Depression also seems to exacerbate heart disease. In a twelve-year follow-up of 2832 middle-aged men and women, those who experienced ongoing despair and hopelessness were much more likely to die of heart disease. And among those three percent of the subjects who suffered from severe depression, the death rate from heart disease was four times higher than among those who did not feel any depression.
From a medical perspective, depression appears to be a particularly serious threat to heart attack survivors. A survey of patients discharged from the Montreal hospital who were treated there after their first heart attack showed that for patients suffering from depression, the risk of dying in the next six months was much higher. For one in eight severely depressed patients, the mortality rate was five times higher than for others with a comparable illness—an impact as significant as that of major medical risks of dying from heart disease, such as left ventricular dysfunction. or having a previous heart attack. One possible mechanism to explain why depression so greatly increases the likelihood of a subsequent heart attack is its effect on heart rate variability, which increases the risk of a fatal arrhythmia.

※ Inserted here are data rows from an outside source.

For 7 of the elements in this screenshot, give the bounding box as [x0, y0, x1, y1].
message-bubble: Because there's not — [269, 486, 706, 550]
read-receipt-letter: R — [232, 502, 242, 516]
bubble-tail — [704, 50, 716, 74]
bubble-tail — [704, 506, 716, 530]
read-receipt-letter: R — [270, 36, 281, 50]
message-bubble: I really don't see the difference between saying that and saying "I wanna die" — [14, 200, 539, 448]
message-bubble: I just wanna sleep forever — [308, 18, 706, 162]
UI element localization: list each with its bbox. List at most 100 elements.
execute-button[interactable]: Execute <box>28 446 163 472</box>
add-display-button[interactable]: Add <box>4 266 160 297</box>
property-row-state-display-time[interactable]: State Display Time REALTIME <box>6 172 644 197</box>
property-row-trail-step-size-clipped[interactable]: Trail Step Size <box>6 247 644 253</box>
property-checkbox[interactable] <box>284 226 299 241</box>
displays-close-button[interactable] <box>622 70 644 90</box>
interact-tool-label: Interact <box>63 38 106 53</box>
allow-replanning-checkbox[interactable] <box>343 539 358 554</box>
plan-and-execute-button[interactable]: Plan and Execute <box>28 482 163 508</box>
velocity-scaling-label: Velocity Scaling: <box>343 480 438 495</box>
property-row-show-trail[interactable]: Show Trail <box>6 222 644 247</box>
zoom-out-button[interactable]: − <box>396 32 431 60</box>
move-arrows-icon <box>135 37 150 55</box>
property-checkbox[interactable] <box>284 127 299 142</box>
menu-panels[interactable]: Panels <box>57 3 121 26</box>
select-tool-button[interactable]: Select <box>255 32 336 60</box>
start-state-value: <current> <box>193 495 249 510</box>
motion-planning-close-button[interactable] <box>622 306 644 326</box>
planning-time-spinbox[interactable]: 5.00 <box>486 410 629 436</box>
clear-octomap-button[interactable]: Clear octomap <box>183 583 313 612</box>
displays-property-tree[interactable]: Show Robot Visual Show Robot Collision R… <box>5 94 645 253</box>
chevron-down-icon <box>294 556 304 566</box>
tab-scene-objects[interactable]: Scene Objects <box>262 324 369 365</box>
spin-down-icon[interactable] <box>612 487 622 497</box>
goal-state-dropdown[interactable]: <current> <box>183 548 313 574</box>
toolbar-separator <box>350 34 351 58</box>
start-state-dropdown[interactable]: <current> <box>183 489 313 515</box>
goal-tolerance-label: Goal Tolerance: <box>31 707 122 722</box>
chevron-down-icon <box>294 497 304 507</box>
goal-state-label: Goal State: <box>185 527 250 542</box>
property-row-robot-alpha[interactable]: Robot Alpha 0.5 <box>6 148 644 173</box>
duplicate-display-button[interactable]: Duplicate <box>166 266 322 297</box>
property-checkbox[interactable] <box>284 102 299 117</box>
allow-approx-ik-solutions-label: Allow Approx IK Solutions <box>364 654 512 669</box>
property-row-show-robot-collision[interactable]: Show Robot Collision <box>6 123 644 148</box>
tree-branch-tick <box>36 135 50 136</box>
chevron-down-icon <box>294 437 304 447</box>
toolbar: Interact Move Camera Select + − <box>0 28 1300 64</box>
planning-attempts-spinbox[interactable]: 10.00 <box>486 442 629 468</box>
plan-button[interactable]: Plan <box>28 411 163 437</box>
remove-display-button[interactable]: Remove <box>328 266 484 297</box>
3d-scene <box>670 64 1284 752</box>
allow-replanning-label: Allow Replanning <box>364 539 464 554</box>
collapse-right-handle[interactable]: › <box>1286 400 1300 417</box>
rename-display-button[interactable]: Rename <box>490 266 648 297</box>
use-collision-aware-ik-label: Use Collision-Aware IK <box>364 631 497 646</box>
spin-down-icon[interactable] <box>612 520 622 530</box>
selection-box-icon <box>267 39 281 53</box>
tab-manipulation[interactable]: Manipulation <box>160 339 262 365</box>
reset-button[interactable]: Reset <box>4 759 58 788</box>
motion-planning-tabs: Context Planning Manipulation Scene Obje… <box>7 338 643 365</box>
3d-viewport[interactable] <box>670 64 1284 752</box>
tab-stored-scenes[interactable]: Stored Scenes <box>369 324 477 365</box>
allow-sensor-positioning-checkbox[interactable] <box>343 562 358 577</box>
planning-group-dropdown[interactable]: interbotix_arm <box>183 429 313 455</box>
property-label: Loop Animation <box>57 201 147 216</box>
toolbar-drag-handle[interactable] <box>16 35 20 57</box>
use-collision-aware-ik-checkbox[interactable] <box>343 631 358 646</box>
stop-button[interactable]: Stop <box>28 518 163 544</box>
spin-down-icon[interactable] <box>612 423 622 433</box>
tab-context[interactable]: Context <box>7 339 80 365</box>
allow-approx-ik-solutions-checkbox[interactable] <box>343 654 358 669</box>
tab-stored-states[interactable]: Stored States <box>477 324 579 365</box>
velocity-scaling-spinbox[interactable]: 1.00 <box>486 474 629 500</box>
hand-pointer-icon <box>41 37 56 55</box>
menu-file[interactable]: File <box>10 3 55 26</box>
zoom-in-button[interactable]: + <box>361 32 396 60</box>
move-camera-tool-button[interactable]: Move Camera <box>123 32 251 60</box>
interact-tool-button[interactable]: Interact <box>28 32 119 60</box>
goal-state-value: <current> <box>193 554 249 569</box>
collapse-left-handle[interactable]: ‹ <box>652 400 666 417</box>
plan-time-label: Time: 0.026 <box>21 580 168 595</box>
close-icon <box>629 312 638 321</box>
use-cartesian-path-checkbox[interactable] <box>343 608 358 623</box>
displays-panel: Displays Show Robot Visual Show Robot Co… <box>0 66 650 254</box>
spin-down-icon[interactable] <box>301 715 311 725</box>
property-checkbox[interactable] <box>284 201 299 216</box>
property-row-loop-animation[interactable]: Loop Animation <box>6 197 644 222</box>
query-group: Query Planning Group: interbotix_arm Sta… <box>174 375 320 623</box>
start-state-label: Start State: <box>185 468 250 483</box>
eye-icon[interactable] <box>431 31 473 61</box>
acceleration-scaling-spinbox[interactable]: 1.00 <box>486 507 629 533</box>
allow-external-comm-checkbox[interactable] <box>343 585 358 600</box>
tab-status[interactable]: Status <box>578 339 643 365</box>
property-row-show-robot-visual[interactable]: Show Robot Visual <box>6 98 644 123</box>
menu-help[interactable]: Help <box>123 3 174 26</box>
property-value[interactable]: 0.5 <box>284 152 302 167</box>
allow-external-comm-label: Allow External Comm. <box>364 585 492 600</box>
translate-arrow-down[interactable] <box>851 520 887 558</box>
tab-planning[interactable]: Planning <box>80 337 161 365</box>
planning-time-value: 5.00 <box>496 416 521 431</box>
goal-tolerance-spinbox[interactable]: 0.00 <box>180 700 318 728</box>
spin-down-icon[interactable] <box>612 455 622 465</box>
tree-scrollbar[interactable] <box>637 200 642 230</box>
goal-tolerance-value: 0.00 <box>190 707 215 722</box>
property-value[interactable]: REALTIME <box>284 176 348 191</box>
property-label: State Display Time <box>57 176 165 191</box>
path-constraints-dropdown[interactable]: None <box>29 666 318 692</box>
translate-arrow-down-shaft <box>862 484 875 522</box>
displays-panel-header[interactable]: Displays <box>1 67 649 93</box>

In addition, depression has been found to complicate recovery from a hip fracture. As part of a study involving older women with hip fractures, a psychiatric evaluation of several thousand such patients was carried out upon their admission to the hospital. Those who were depressed when they were hospitalized stayed an average of eight days longer in the hospital than patients with a similar injury but without the slightest depression, and only a third of them had any hope of ever regaining the ability to walk. However, women who were depressed but received mental health care for depression along with other medical care needed less physical therapy to walk again and had fewer readmissions within three months of their return home from the hospital. .
Similarly, in a study of patients whose condition was so dire that they were among the top 10 percent of people in need of medical care on a regular basis—often due to the presence of multiple conditions at the same time, such as heart disease and diabetes—about one out of six had severe depression. When these patients were freed from this problem, the number of days per year during which they were disabled decreased from 79 to 51 for those who suffered from severe depression, and from 62 to just 18 days per year for those who were treated for mild depression. degree of depression.